Accounting for potential drivers of soil N and Fe cycling processes
To comprehensive evaluate soil biogeochemical functions, the differentiated N and Fe cycling indices were calculated by normalizing and standardizing each of the N/Fe-related nutrient properties (Figure 3A) [36]. The main variables for predicting the variation in soil N and Fe cycles of the two soil types were identified by RF analysis. Throughout the whole profiles, the models were highly predictive by edaphic properties according to the determination values (R2 = 0.94~0.99, P = 0.01), and the values were 69%~80% for microbial variables (Figure 3B-3C). In Fe-accumuli anthrosol, available Fe was the most important variable for explaining the variation in N cycling index, and Cu was the most important explanatory factor for Fe cycling index. It was notable that varied status of N contents (NO3-N, NH4+-N and available N) also contributed significantly to Fe cycling index in Fe-accumuli type (P < 0.05). By contrast, available S acted as the most important variable for predicting both N and Fe cycling indices in Hapli-type soil (Figure 3B). When considering microbial predictors alone, diazotrophic and bacterial abundances best predicted the dynamics of soil N and Fe cycling indices, followed by microbial β-diversity (Figure 3C).

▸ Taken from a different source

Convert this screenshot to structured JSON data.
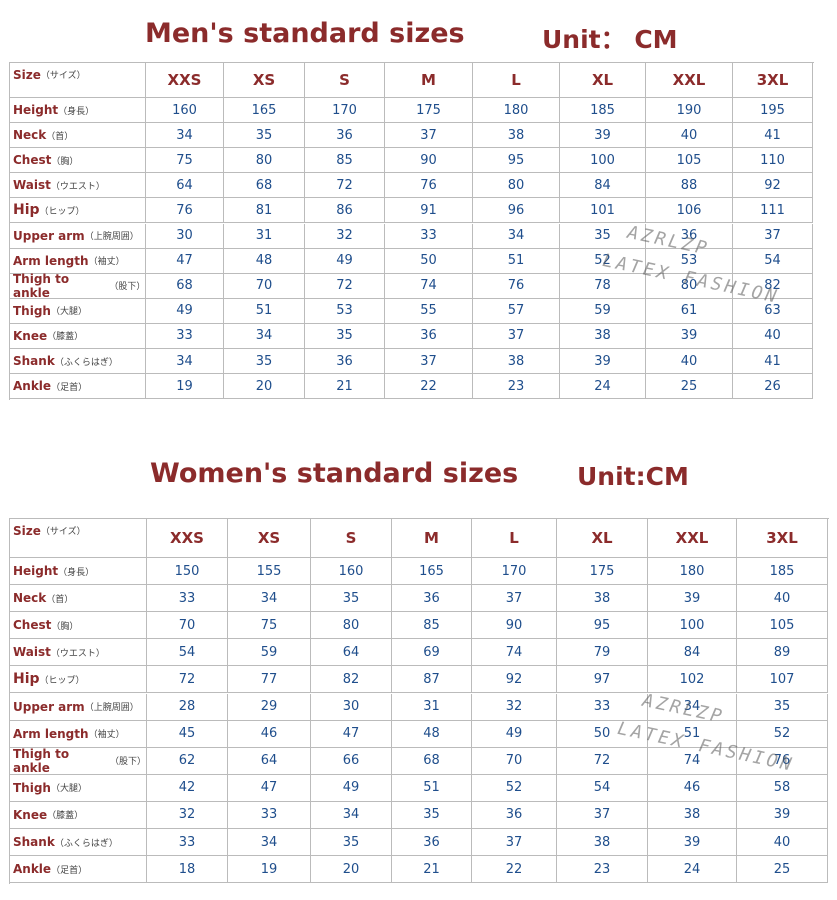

When considering soil horizons, the contribution of dominant microbial genera to soil N and Fe cycling indices varied remarkably among each layer (Figure 4). Some bacterial predictors were important for both N and Fe cycling, such as for Rhodanobacter that was characteristic of Fe-accumuli type soil. The genus belonging to family HSB_OF53_F07, Thiobacillus and Oryzihumus were pivotal in predicting N cycling in topsoil (P < 0.01), Paenibacillus, unclassified_order_Myxococcales and norank_phylum_SBR1093 in the secondary layers, and norank_order_JG30_KF_AS9, norank_class_S085 and norank_phylum_SBR1093 in the deep layers (Figure 4A). For Fe cycling index, bacterial unclassified_family_Intrasporangiaceae and Gaiellanorank_order_JG30_KF_AS9 best explained the variations in epipedon, subsurface and bottom layers, respectively (Figure 4B).
With respect to diazotrophic genera, Dechloromonas and Paludibacter contributed significantly to soil N cycling index, while Derxia/Methylocystis and Nitrospirillum/Burkholderia were among the best predictable variables for secondary and deep layers, respectively (Figure 4C). Notably, some diazotrophs were also vital in predicting soil Fe cycling process, including Leptothrix, Derxia, Anaeromyxobacter and SRB (Desulfobacca, Desulfotomaculum and Desulfatibacillum, which were characteristic in Hapli-type soil) (Figure 4D). Geobacter that was enriched in Fe-accumuli type was important for predicting for N cycling index (P < 0.05) in the bottom horizons (Figure 4B-C), and the significant correlation between Geobacter abundance and available Fe concentration in Hapli-type soils was further noted by linear regression analysis (Figure S13).